Architecture Best For Avoid When
Griffin General-purpose, balanced needs Pure efficiency required
Hyena Long sequences, convolution-friendly Need precise recall
Based Extreme throughput, research Production deployment (newer)
Jamba Production, need MoE scaling Memory-constrained
StripedHyena 128K+ context, mostly efficient Need full attention
Zamba Parameter budget constrained Need layer-specific attention
GoldFinch Ultra-long context, KV cache critical Need frequent attention
RecurrentGemma Open source, reproducibility Cutting-edge research
Hawk Maximum efficiency benchmark Need any attention

Getting Started

1. Understand Your Requirements

Ask yourself:

  • What's my context length? (<8K, 8-32K, 32-128K, >128K)
  • What's my inference budget? (latency, memory, throughput)
  • What's my quality target? (match GPT-4, match GPT-3.5, beat baseline)
  • What's my use case? (general text, code, long documents, chat)

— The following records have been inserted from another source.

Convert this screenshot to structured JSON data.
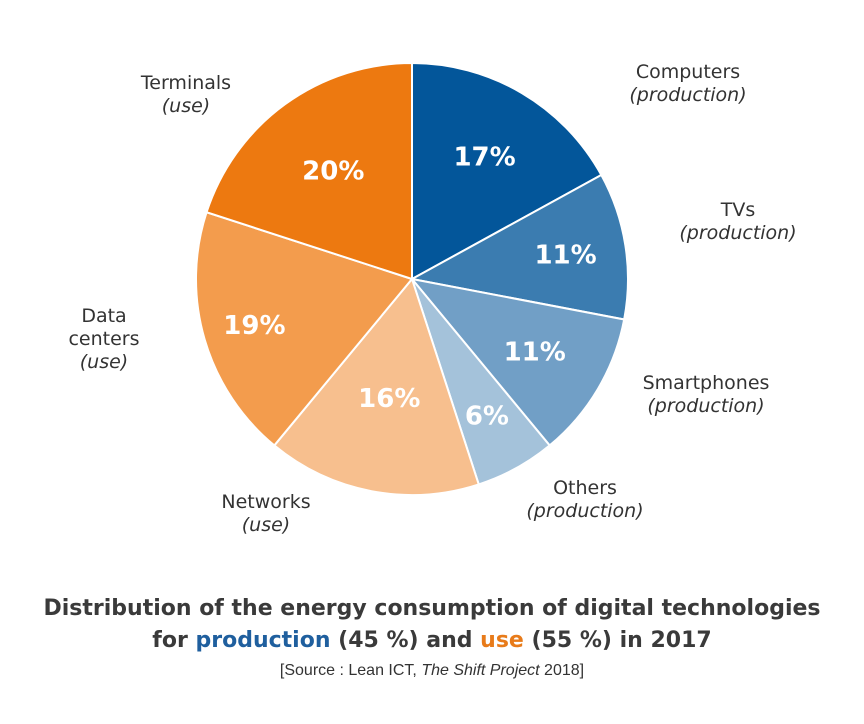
{
  "chart_data": {
    "type": "pie",
    "slices": [
      {
        "label": "17%",
        "value": 17,
        "name": "Computers",
        "tag": "(production)",
        "color": "#03569a"
      },
      {
        "label": "11%",
        "value": 11,
        "name": "TVs",
        "tag": "(production)",
        "color": "#3b7cb0"
      },
      {
        "label": "11%",
        "value": 11,
        "name": "Smartphones",
        "tag": "(production)",
        "color": "#719fc6"
      },
      {
        "label": "6%",
        "value": 6,
        "name": "Others",
        "tag": "(production)",
        "color": "#a4c2da"
      },
      {
        "label": "16%",
        "value": 16,
        "name": "Networks",
        "tag": "(use)",
        "color": "#f7bf8e"
      },
      {
        "label": "19%",
        "value": 19,
        "name": "Data centers",
        "tag": "(use)",
        "color": "#f39c4d"
      },
      {
        "label": "20%",
        "value": 20,
        "name": "Terminals",
        "tag": "(use)",
        "color": "#ed7910"
      }
    ],
    "start": "12 o'clock",
    "direction": "clockwise",
    "legend": "none"
  },
  "caption": {
    "line1": "Distribution of the energy consumption of digital technologies",
    "line2_prefix": "for ",
    "line2_production": "production",
    "line2_mid": " (45 %) and ",
    "line2_use": "use",
    "line2_suffix": " (55 %) in 2017",
    "source_prefix": "[Source : Lean ICT, ",
    "source_italic": "The Shift Project",
    "source_suffix": " 2018]"
  }
}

2. Choose a Starting Point

For most use cases: Start with Griffin or RecurrentGemma

  • Well-documented
  • Good balance of efficiency and quality
  • Proven in production/research

For research: Try Based or experiment with custom patterns

  • Cutting-edge ideas
  • Room for innovation
  • Easier to modify

For production: Consider Jamba or Zamba

  • Production-tested
  • MoE scaling available
  • Strong efficiency

3. Experiment with Patterns

# Start simple
model = GriffinModel(
    d_model=512,
    num_layers=12,
    num_heads=8,
    window_size=128,
    hawk_only=False  # Try True to compare
)

# Profile performance
from nexus.utils.profiling import profile_model
metrics = profile_model(model, seq_lens=[1024, 4096, 16384])

# Adjust based on results

4. Read Architecture-Specific Docs

Each architecture has detailed documentation:

  • Griffin - Balanced hybrid with RGLRU + local MQA
  • Hyena - Long convolution with implicit filters
  • Based - Linear attention with extreme throughput
  • Jamba - Production hybrid with Mamba + MoE
  • StripedHyena - Alternating Hyena-attention for 128K context
  • Zamba - Mamba with shared attention
  • GoldFinch - RWKV hybrid with extreme KV compression
  • RecurrentGemma - Open Griffin-based LM
  • Hawk - Pure recurrence (Griffin without attention)

Research Directions

Current open questions in hybrid architectures:

  1. Optimal Layer Ratios: How many attention layers do you really need?
  2. Layer Positioning: Where should attention layers go for maximum impact?
  3. Dynamic Selection: Can we learn which tokens need attention?
  4. Training Stability: How to train hybrids as stably as transformers?
  5. Scaling Laws: Do hybrid scaling laws differ from transformer laws?
  6. Task Transfer: Which hybrid patterns transfer best across tasks?

References

  1. De et al., "Griffin: Mixing Gated Linear Recurrences with Local Attention for Efficient Language Models", 2024
  2. Poli et al., "Hyena Hierarchy: Towards Larger Convolutional Language Models", 2023
  3. Arora et al., "Simple Linear Attention Language Models Balance the Recall-Throughput Tradeoff", 2024
  4. Lieber et al., "Jamba: A Hybrid Transformer-Mamba Language Model", 2024
  5. Gu & Dao, "Mamba: Linear-Time Sequence Modeling with Selective State Spaces", 2023

Contributing

See individual architecture documents for implementation details, pitfalls, and optimization techniques. The reference implementations are in nexus/models/hybrid/.